Tornando al PD, non si sa se prevarrà, ma c’è la volontà di riprendere la strada del centralismo democratico. Il segretario ripropone la storia d’un tempo nel PCI. In quella “cosa” politica che non riesce a rinnovarsi nei metodi e nei programmi, ed in cui non emerge niente che faccia presagire per il futuro qualcosa di diverso dalla solita trama, si sta formando, di contro, la convinzione che l’immagine di un partito che discute, ma converge, sia molto più attraente di quella di un partito in cui si parlano lingue diverse ed in cui prevale la cultura della distinzione. Se quello di Bersani ora diventerà un intuito vincente dipenderà dal Pdl. Non sempre si vince sui meriti propri. Molto spesso, infatti, si prevale per gli errori degli altri.
Per il resto, nel PD, si conferma la solita carenza di idee e si consolida la percezione di un partito che si schiera sempre contro il Paese, contro il suo tessuto sociale fatto di famiglie, di anziani, di giovani, di lavoratori, di professionisti, di artigiani, di manager e di imprese. Manca il coraggio della responsabilità e manca il sostegno alla soluzione delle criticità del Paese. Assumersi le responsabilità del passato sarebbe, invece, un grande segnale di serietà e sarebbe anche un atto apprezzato dagli elettori.
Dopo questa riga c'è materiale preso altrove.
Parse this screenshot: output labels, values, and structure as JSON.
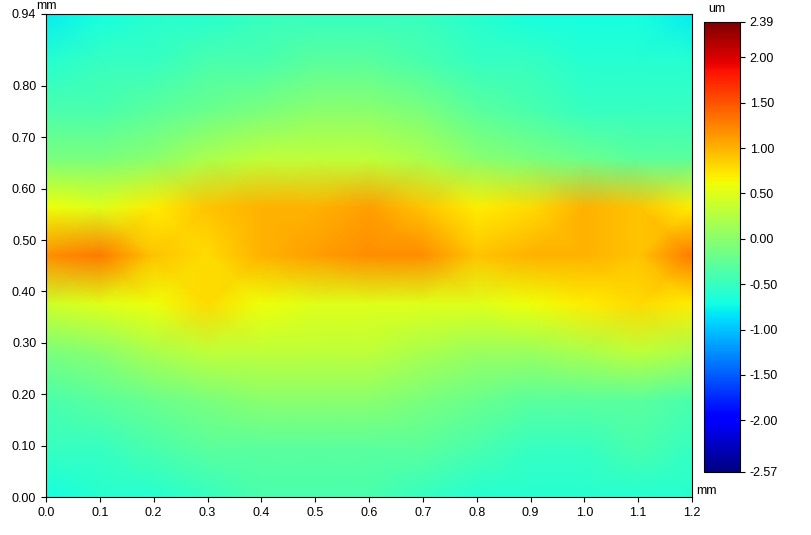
{
  "chart_data": {
    "type": "heatmap",
    "xlabel": "mm",
    "ylabel": "mm",
    "x": [
      0.0,
      0.1,
      0.2,
      0.3,
      0.4,
      0.5,
      0.6,
      0.7,
      0.8,
      0.9,
      1.0,
      1.1,
      1.2
    ],
    "y": [
      0.0,
      0.094,
      0.188,
      0.282,
      0.376,
      0.47,
      0.564,
      0.658,
      0.752,
      0.846,
      0.94
    ],
    "cells": [
      [
        -0.7,
        -0.6,
        -0.6,
        -0.5,
        -0.4,
        -0.4,
        -0.4,
        -0.5,
        -0.6,
        -0.6,
        -0.6,
        -0.6,
        -0.6
      ],
      [
        -0.5,
        -0.5,
        -0.4,
        -0.3,
        -0.3,
        -0.3,
        -0.3,
        -0.3,
        -0.4,
        -0.5,
        -0.5,
        -0.4,
        -0.5
      ],
      [
        -0.4,
        -0.3,
        -0.2,
        -0.1,
        0.0,
        0.0,
        0.0,
        -0.1,
        -0.2,
        -0.3,
        -0.3,
        -0.3,
        -0.4
      ],
      [
        -0.1,
        0.0,
        0.2,
        0.3,
        0.3,
        0.3,
        0.3,
        0.2,
        0.1,
        0.1,
        0.2,
        0.3,
        0.2
      ],
      [
        0.4,
        0.5,
        0.6,
        0.8,
        0.6,
        0.5,
        0.5,
        0.5,
        0.5,
        0.6,
        0.7,
        0.8,
        0.7
      ],
      [
        1.2,
        1.3,
        0.9,
        0.8,
        1.0,
        1.1,
        1.2,
        1.2,
        0.9,
        1.0,
        1.0,
        0.9,
        1.3
      ],
      [
        0.6,
        0.5,
        0.7,
        0.9,
        1.0,
        1.0,
        1.1,
        0.9,
        0.7,
        0.8,
        1.0,
        0.9,
        0.7
      ],
      [
        -0.1,
        -0.1,
        0.0,
        0.2,
        0.3,
        0.3,
        0.3,
        0.2,
        0.0,
        -0.1,
        -0.2,
        -0.3,
        -0.3
      ],
      [
        -0.4,
        -0.4,
        -0.3,
        -0.2,
        -0.1,
        0.0,
        0.0,
        -0.1,
        -0.3,
        -0.4,
        -0.5,
        -0.5,
        -0.5
      ],
      [
        -0.6,
        -0.5,
        -0.5,
        -0.4,
        -0.4,
        -0.3,
        -0.3,
        -0.4,
        -0.5,
        -0.5,
        -0.6,
        -0.6,
        -0.6
      ],
      [
        -0.8,
        -0.7,
        -0.6,
        -0.6,
        -0.5,
        -0.5,
        -0.5,
        -0.5,
        -0.6,
        -0.7,
        -0.7,
        -0.7,
        -0.8
      ]
    ],
    "xlim": [
      0,
      1.2
    ],
    "ylim": [
      0,
      0.94
    ],
    "xticks": [
      {
        "value": 0,
        "label": "0.0"
      },
      0.1,
      0.2,
      0.3,
      0.4,
      0.5,
      0.6,
      0.7,
      0.8,
      0.9,
      {
        "value": 1,
        "label": "1.0"
      },
      1.1,
      1.2
    ],
    "yticks": [
      {
        "value": 0,
        "label": "0.00"
      },
      {
        "value": 0.1,
        "label": "0.10"
      },
      {
        "value": 0.2,
        "label": "0.20"
      },
      {
        "value": 0.3,
        "label": "0.30"
      },
      {
        "value": 0.4,
        "label": "0.40"
      },
      {
        "value": 0.5,
        "label": "0.50"
      },
      {
        "value": 0.6,
        "label": "0.60"
      },
      {
        "value": 0.7,
        "label": "0.70"
      },
      {
        "value": 0.8,
        "label": "0.80"
      },
      0.94
    ],
    "colorbar_label": "um",
    "colorbar_range": [
      -2.57,
      2.39
    ],
    "colorbar_ticks": [
      2.39,
      {
        "value": 2,
        "label": "2.00"
      },
      {
        "value": 1.5,
        "label": "1.50"
      },
      {
        "value": 1,
        "label": "1.00"
      },
      {
        "value": 0.5,
        "label": "0.50"
      },
      {
        "value": 0,
        "label": "0.00"
      },
      {
        "value": -0.5,
        "label": "-0.50"
      },
      {
        "value": -1,
        "label": "-1.00"
      },
      {
        "value": -1.5,
        "label": "-1.50"
      },
      {
        "value": -2,
        "label": "-2.00"
      },
      -2.57
    ]
  }
}
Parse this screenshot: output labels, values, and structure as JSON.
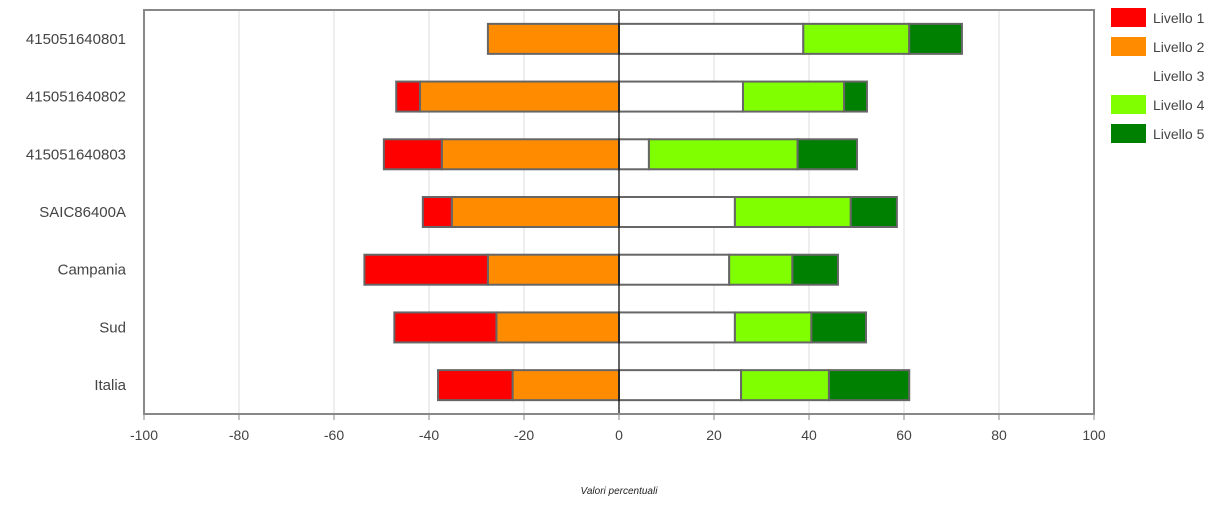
{
  "chart_data": {
    "type": "bar",
    "orientation": "horizontal",
    "stacked": true,
    "diverging": true,
    "xlabel": "Valori percentuali",
    "xlim": [
      -100,
      100
    ],
    "xticks": [
      -100,
      -80,
      -60,
      -40,
      -20,
      0,
      20,
      40,
      60,
      80,
      100
    ],
    "grid": true,
    "legend_position": "top-right",
    "categories": [
      "415051640801",
      "415051640802",
      "415051640803",
      "SAIC86400A",
      "Campania",
      "Sud",
      "Italia"
    ],
    "negative_series": [
      {
        "name": "Livello 2",
        "color": "#ff8c00",
        "values": [
          27.6,
          41.9,
          37.3,
          35.2,
          27.6,
          25.8,
          22.4
        ]
      },
      {
        "name": "Livello 1",
        "color": "#ff0000",
        "values": [
          0,
          5.0,
          12.2,
          6.1,
          26.0,
          21.5,
          15.7
        ]
      }
    ],
    "positive_series": [
      {
        "name": "Livello 3",
        "color": "#ffffff",
        "values": [
          38.8,
          26.1,
          6.3,
          24.4,
          23.2,
          24.4,
          25.7
        ]
      },
      {
        "name": "Livello 4",
        "color": "#80ff00",
        "values": [
          22.3,
          21.3,
          31.3,
          24.4,
          13.3,
          16.1,
          18.5
        ]
      },
      {
        "name": "Livello 5",
        "color": "#008000",
        "values": [
          11.1,
          4.8,
          12.5,
          9.7,
          9.6,
          11.5,
          16.9
        ]
      }
    ],
    "legend": [
      {
        "name": "Livello 1",
        "color": "#ff0000"
      },
      {
        "name": "Livello 2",
        "color": "#ff8c00"
      },
      {
        "name": "Livello 3",
        "color": "#ffffff"
      },
      {
        "name": "Livello 4",
        "color": "#80ff00"
      },
      {
        "name": "Livello 5",
        "color": "#008000"
      }
    ]
  }
}
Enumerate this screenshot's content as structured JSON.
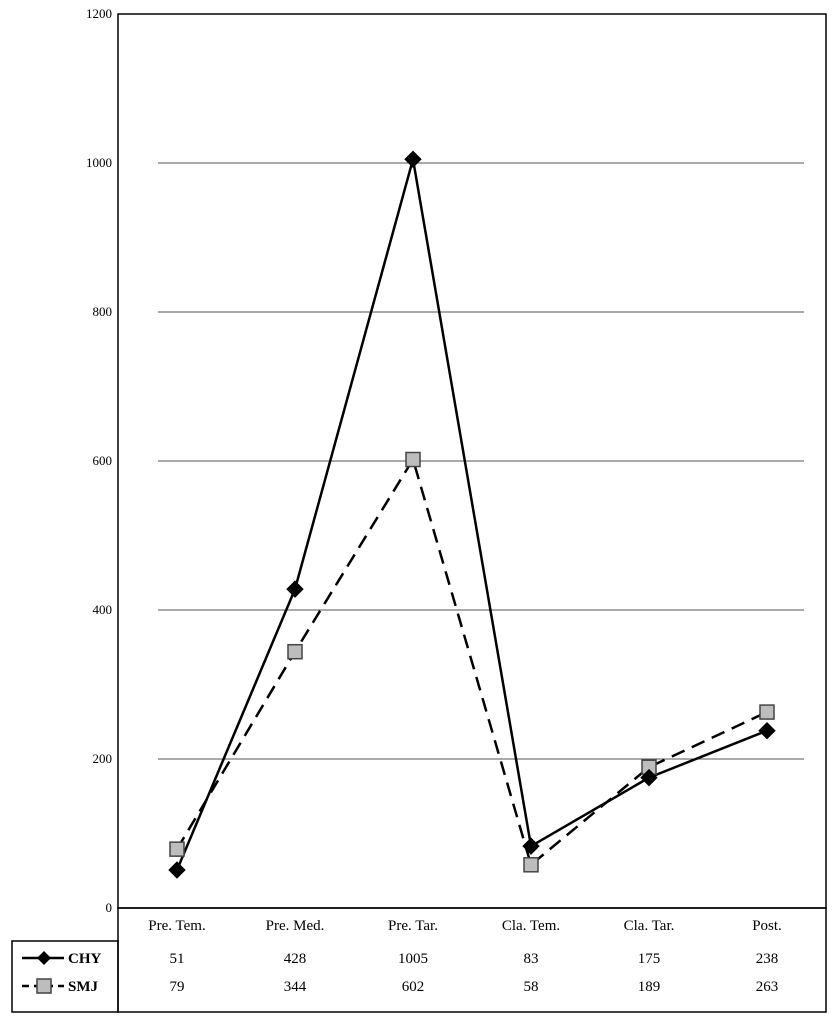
{
  "chart_data": {
    "type": "line",
    "categories": [
      "Pre. Tem.",
      "Pre. Med.",
      "Pre. Tar.",
      "Cla. Tem.",
      "Cla. Tar.",
      "Post."
    ],
    "series": [
      {
        "name": "CHY",
        "values": [
          51,
          428,
          1005,
          83,
          175,
          238
        ],
        "line_style": "solid",
        "marker": "diamond",
        "color": "#000000"
      },
      {
        "name": "SMJ",
        "values": [
          79,
          344,
          602,
          58,
          189,
          263
        ],
        "line_style": "dashed",
        "marker": "square",
        "color": "#bdbdbd"
      }
    ],
    "title": "",
    "xlabel": "",
    "ylabel": "",
    "ylim": [
      0,
      1200
    ],
    "yticks": [
      0,
      200,
      400,
      600,
      800,
      1000,
      1200
    ],
    "grid": true,
    "legend_placement": "bottom-left, in data table"
  }
}
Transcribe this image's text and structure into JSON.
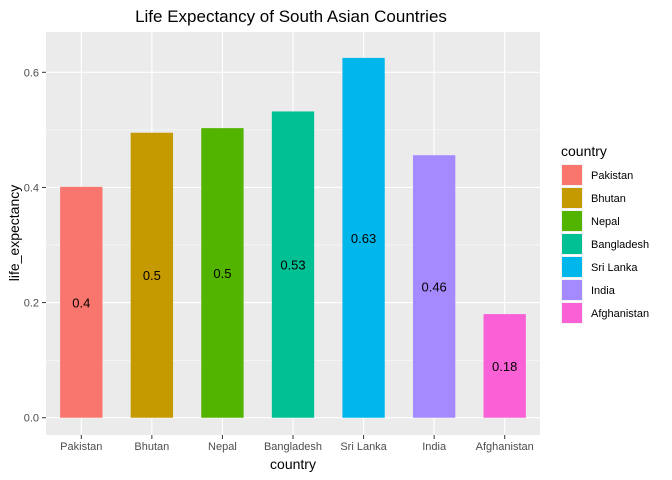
{
  "chart_data": {
    "type": "bar",
    "title": "Life Expectancy of South Asian Countries",
    "xlabel": "country",
    "ylabel": "life_expectancy",
    "categories": [
      "Pakistan",
      "Bhutan",
      "Nepal",
      "Bangladesh",
      "Sri Lanka",
      "India",
      "Afghanistan"
    ],
    "values": [
      0.401,
      0.495,
      0.503,
      0.532,
      0.625,
      0.456,
      0.18
    ],
    "data_labels": [
      "0.4",
      "0.5",
      "0.5",
      "0.53",
      "0.63",
      "0.46",
      "0.18"
    ],
    "colors": [
      "#F8766D",
      "#C49A00",
      "#53B400",
      "#00C094",
      "#00B6EB",
      "#A58AFF",
      "#FB61D7"
    ],
    "ylim": [
      -0.03,
      0.67
    ],
    "yticks": [
      0.0,
      0.2,
      0.4,
      0.6
    ],
    "ytick_labels": [
      "0.0",
      "0.2",
      "0.4",
      "0.6"
    ],
    "grid": true,
    "legend": {
      "title": "country",
      "position": "right",
      "entries": [
        "Pakistan",
        "Bhutan",
        "Nepal",
        "Bangladesh",
        "Sri Lanka",
        "India",
        "Afghanistan"
      ]
    }
  }
}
Poca cosa, però, il PD di Bersani per l’ambizione di essere la componente riformista della democrazia italiana. E’ scarsa la tensione ideale di una nuova sinistra che voleva accantonare le spinte ideologiche per aprirsi, invece, al pluralismo. Resta la mancanza di convinzione per un rinnovato soggetto politico che voglia raccogliere le sfide dell’economia ed aprirsi al mercato ed alle sue regole. Permangono troppe contraddizioni per una forza popolare che voglia veramente dismettere la fisonomia del partito di lotta e di protesta, per assumere, invece, quella della fucina produttiva di proposte di governo.
Il PD non sa riflettere sugli errori, ma si lamenta perché non è capace di intercettare il consenso del Paese.